Em relação ao Mito da Independência, esses mesmos pesquisadores afirmam que um ator organizacional age de forma interdependente. Para tal, ele tende a levar em consideração as análises que fazem do ambiente do qual fazem parte, para que possam desenvolver e implementar estratégias baseadas em suas análises, contemplando suas forças e fraquezas num processo de gerenciamento interativo, evolucionário e responsivo. Dessa forma, as intenções de um ator organizacional, em relação às suas parcerias de negócios, tendem a ser baseadas no conjunto dos seus relacionamentos como um todo. Inferimos, a partir dessas afirmações, que o ator organizacional é um indivíduo mutante que se desenvolve através de processos de interação com outros, possibilitando a ele perceber interdependências multidimensionais, e isso aumenta a importância que ele imputa aos relacionamentos no seu desenvolvimento pessoal, bem como no desenvolvimento de suas estratégias de gestão organizacional.

Quanto ao Mito da Auto-suficiência, o pressuposto central é de que nenhum ator, isoladamente, tem recursos suficientes para oferecer respostas a todos os problemas com os quais é confrontado em seu cotidiano de negócios. Assim, ele depende de habilidades, recursos, ações e intenções de seus parceiros, sejam fornecedores, distribuidores, clientes ou mesmo concorrentes. Neste sentido, a solução de um problema organizacional relacionado ao desenvolvimento de uma nova tecnologia, por exemplo, pressupõe uma acoplagem de

recursos controlados por outros atores (FORD, GADDE, HÅKANSSON et al., 2003; TURNBULL, FORD e CUNNINGHAM, 1996).

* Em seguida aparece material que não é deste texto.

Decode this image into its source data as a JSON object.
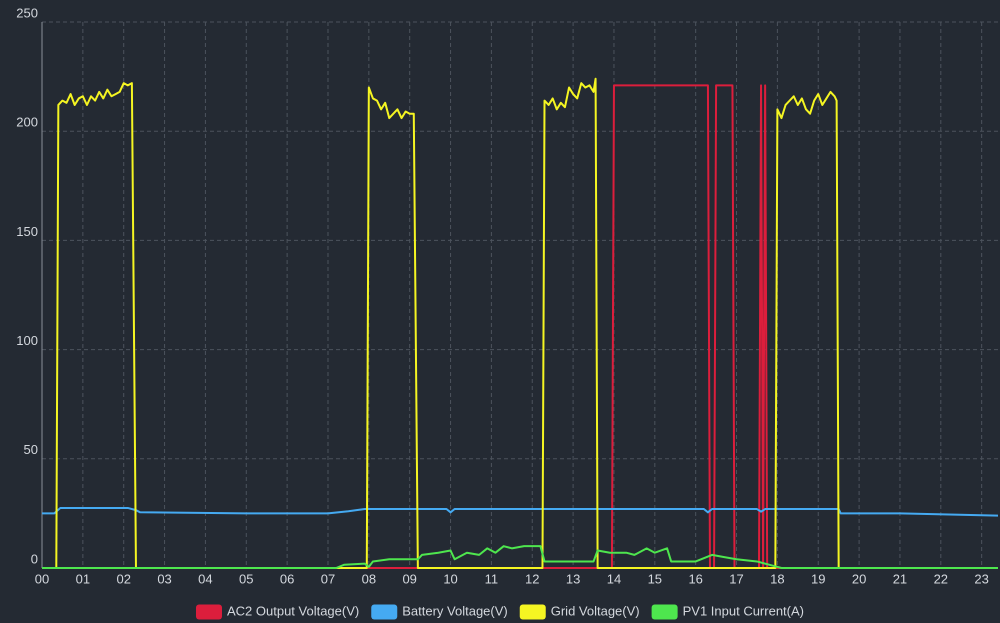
{
  "chart_data": {
    "type": "line",
    "xlim": [
      0,
      23.4
    ],
    "ylim": [
      0,
      250
    ],
    "xticks": [
      {
        "value": 0,
        "label": "00"
      },
      {
        "value": 1,
        "label": "01"
      },
      {
        "value": 2,
        "label": "02"
      },
      {
        "value": 3,
        "label": "03"
      },
      {
        "value": 4,
        "label": "04"
      },
      {
        "value": 5,
        "label": "05"
      },
      {
        "value": 6,
        "label": "06"
      },
      {
        "value": 7,
        "label": "07"
      },
      {
        "value": 8,
        "label": "08"
      },
      {
        "value": 9,
        "label": "09"
      },
      10,
      11,
      12,
      13,
      14,
      15,
      16,
      17,
      18,
      19,
      20,
      21,
      22,
      23
    ],
    "yticks": [
      0,
      50,
      100,
      150,
      200,
      250
    ],
    "grid": true,
    "legend": "bottom",
    "series": [
      {
        "name": "AC2 Output Voltage(V)",
        "color": "#dc1e3c",
        "x": [
          0,
          13.95,
          14.0,
          16.3,
          16.35,
          16.45,
          16.5,
          16.9,
          16.95,
          17.55,
          17.6,
          17.65,
          17.7,
          17.75,
          23.4
        ],
        "values": [
          0,
          0,
          221,
          221,
          0,
          0,
          221,
          221,
          0,
          0,
          221,
          0,
          221,
          0,
          0
        ]
      },
      {
        "name": "Battery Voltage(V)",
        "color": "#45aaf2",
        "x": [
          0,
          0.3,
          0.45,
          2.1,
          2.3,
          2.4,
          5,
          7,
          7.5,
          7.9,
          9.9,
          10,
          10.1,
          16.2,
          16.3,
          16.4,
          17.5,
          17.6,
          17.7,
          19.5,
          19.55,
          21,
          23.4
        ],
        "values": [
          25,
          25,
          27.5,
          27.5,
          26.5,
          25.5,
          25,
          25,
          26,
          27,
          27,
          25.5,
          27,
          27,
          25.5,
          27,
          27,
          25.8,
          27,
          27,
          25,
          25,
          24
        ]
      },
      {
        "name": "Grid Voltage(V)",
        "color": "#f5f522",
        "x": [
          0,
          0.35,
          0.4,
          0.5,
          0.6,
          0.7,
          0.8,
          0.9,
          1.0,
          1.1,
          1.2,
          1.3,
          1.4,
          1.5,
          1.6,
          1.7,
          1.8,
          1.9,
          2.0,
          2.1,
          2.2,
          2.3,
          7.95,
          8.0,
          8.1,
          8.2,
          8.3,
          8.4,
          8.5,
          8.6,
          8.7,
          8.8,
          8.9,
          9.0,
          9.1,
          9.2,
          12.25,
          12.3,
          12.4,
          12.5,
          12.6,
          12.7,
          12.8,
          12.9,
          13.0,
          13.1,
          13.2,
          13.3,
          13.4,
          13.5,
          13.55,
          13.6,
          17.95,
          18.0,
          18.1,
          18.2,
          18.3,
          18.4,
          18.5,
          18.6,
          18.7,
          18.8,
          18.9,
          19.0,
          19.1,
          19.2,
          19.3,
          19.4,
          19.45,
          19.5,
          23.4
        ],
        "values": [
          0,
          0,
          212,
          214,
          213,
          217,
          212,
          215,
          216,
          212,
          216,
          214,
          218,
          215,
          219,
          216,
          217,
          218,
          222,
          221,
          222,
          0,
          0,
          220,
          215,
          214,
          210,
          213,
          206,
          208,
          210,
          206,
          209,
          208,
          208,
          0,
          0,
          214,
          212,
          215,
          210,
          213,
          211,
          220,
          217,
          215,
          222,
          220,
          221,
          218,
          224,
          0,
          0,
          210,
          206,
          212,
          214,
          216,
          212,
          215,
          210,
          208,
          214,
          217,
          212,
          215,
          218,
          216,
          214,
          0,
          0
        ]
      },
      {
        "name": "PV1 Input Current(A)",
        "color": "#4ee64e",
        "x": [
          0,
          7.2,
          7.4,
          7.9,
          8.0,
          8.1,
          8.5,
          9.2,
          9.3,
          9.7,
          10.0,
          10.1,
          10.4,
          10.7,
          10.9,
          11.1,
          11.3,
          11.5,
          11.8,
          12.2,
          12.3,
          13.5,
          13.6,
          13.9,
          14.3,
          14.5,
          14.8,
          15.0,
          15.3,
          15.4,
          16.0,
          16.4,
          16.7,
          17.0,
          17.5,
          17.9,
          18.1,
          23.4
        ],
        "values": [
          0,
          0,
          1.5,
          2,
          0.5,
          3,
          4,
          4,
          6,
          7,
          8,
          4,
          7,
          6,
          9,
          7,
          10,
          9,
          10,
          10,
          3,
          3,
          8,
          7,
          7,
          6,
          9,
          7,
          9,
          3,
          3,
          6,
          5,
          4,
          3,
          1,
          0,
          0
        ]
      }
    ]
  }
}
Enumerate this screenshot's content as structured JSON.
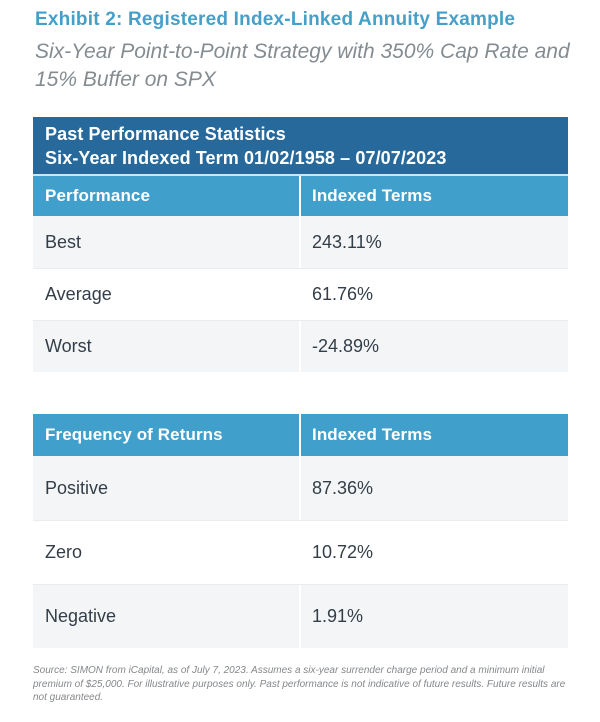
{
  "header": {
    "title": "Exhibit 2: Registered Index-Linked Annuity Example",
    "subtitle_line1": "Six-Year Point-to-Point Strategy with 350% Cap Rate and",
    "subtitle_line2": "15% Buffer on SPX"
  },
  "colors": {
    "title_blue": "#459fc9",
    "banner_dark_blue": "#27699a",
    "column_header_blue": "#419fcb",
    "row_alt_gray": "#f3f5f7",
    "body_text": "#333e48",
    "subtitle_gray": "#848c92",
    "footnote_gray": "#85888b"
  },
  "past_performance_table": {
    "banner_line1": "Past Performance Statistics",
    "banner_line2": "Six-Year Indexed Term 01/02/1958 – 07/07/2023",
    "col1_header": "Performance",
    "col2_header": "Indexed Terms",
    "rows": [
      {
        "label": "Best",
        "value": "243.11%"
      },
      {
        "label": "Average",
        "value": "61.76%"
      },
      {
        "label": "Worst",
        "value": "-24.89%"
      }
    ]
  },
  "frequency_table": {
    "col1_header": "Frequency of Returns",
    "col2_header": "Indexed Terms",
    "rows": [
      {
        "label": "Positive",
        "value": "87.36%"
      },
      {
        "label": "Zero",
        "value": "10.72%"
      },
      {
        "label": "Negative",
        "value": "1.91%"
      }
    ]
  },
  "footnote": {
    "text": "Source: SIMON from iCapital, as of July 7, 2023. Assumes a six-year surrender charge period and a minimum initial premium of $25,000. For illustrative purposes only. Past performance is not indicative of future results. Future results are not guaranteed."
  }
}
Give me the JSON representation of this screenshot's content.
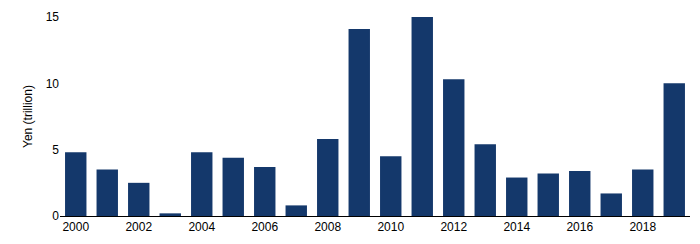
{
  "chart_data": {
    "type": "bar",
    "y_label": "Yen (trillion)",
    "categories": [
      "2000",
      null,
      "2002",
      null,
      "2004",
      null,
      "2006",
      null,
      "2008",
      null,
      "2010",
      null,
      "2012",
      null,
      "2014",
      null,
      "2016",
      null,
      "2018",
      null
    ],
    "values": [
      4.8,
      3.5,
      2.5,
      0.2,
      4.8,
      4.4,
      3.7,
      0.8,
      5.8,
      14.1,
      4.5,
      15.0,
      10.3,
      5.4,
      2.9,
      3.2,
      3.4,
      1.7,
      3.5,
      10.0
    ],
    "color": "#14386b",
    "ylim": [
      0,
      15
    ],
    "yticks": [
      0,
      5,
      10,
      15
    ],
    "grid": false
  }
}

Os trabalhos desenvolvidos pelos pesquisadores do IMP-Group têm permeado várias linhas de ação, na intenção de gerar conhecimento sobre os relacionamentos de negócios interorganizacionais. Achamos importante delinearmos o escopo de nossa investigação, visto estarmos adentrando em um sem número de possibilidades que nos levam para marcações e pressupostos distintos. A partir de compilações de trabalhos do IMP-Group, podemos afirmar que olhamos para as interações de negócios a partir do que Easton (1995) chamou de categoria “nexus”9, ou seja, a partir de uma das partes da díade ou da rede de relacionamentos. Lembramos que posicionamos o ator organizacional, enquanto indivíduo interagente, como ator principal do processo e que o nosso objeto de pesquisa é o processo de construção de relacionamentos. Este último é uma importante marcação do trabalho, pois não estamos olhando para os processos de manutenção ou mesmo o fim dos relacionamentos.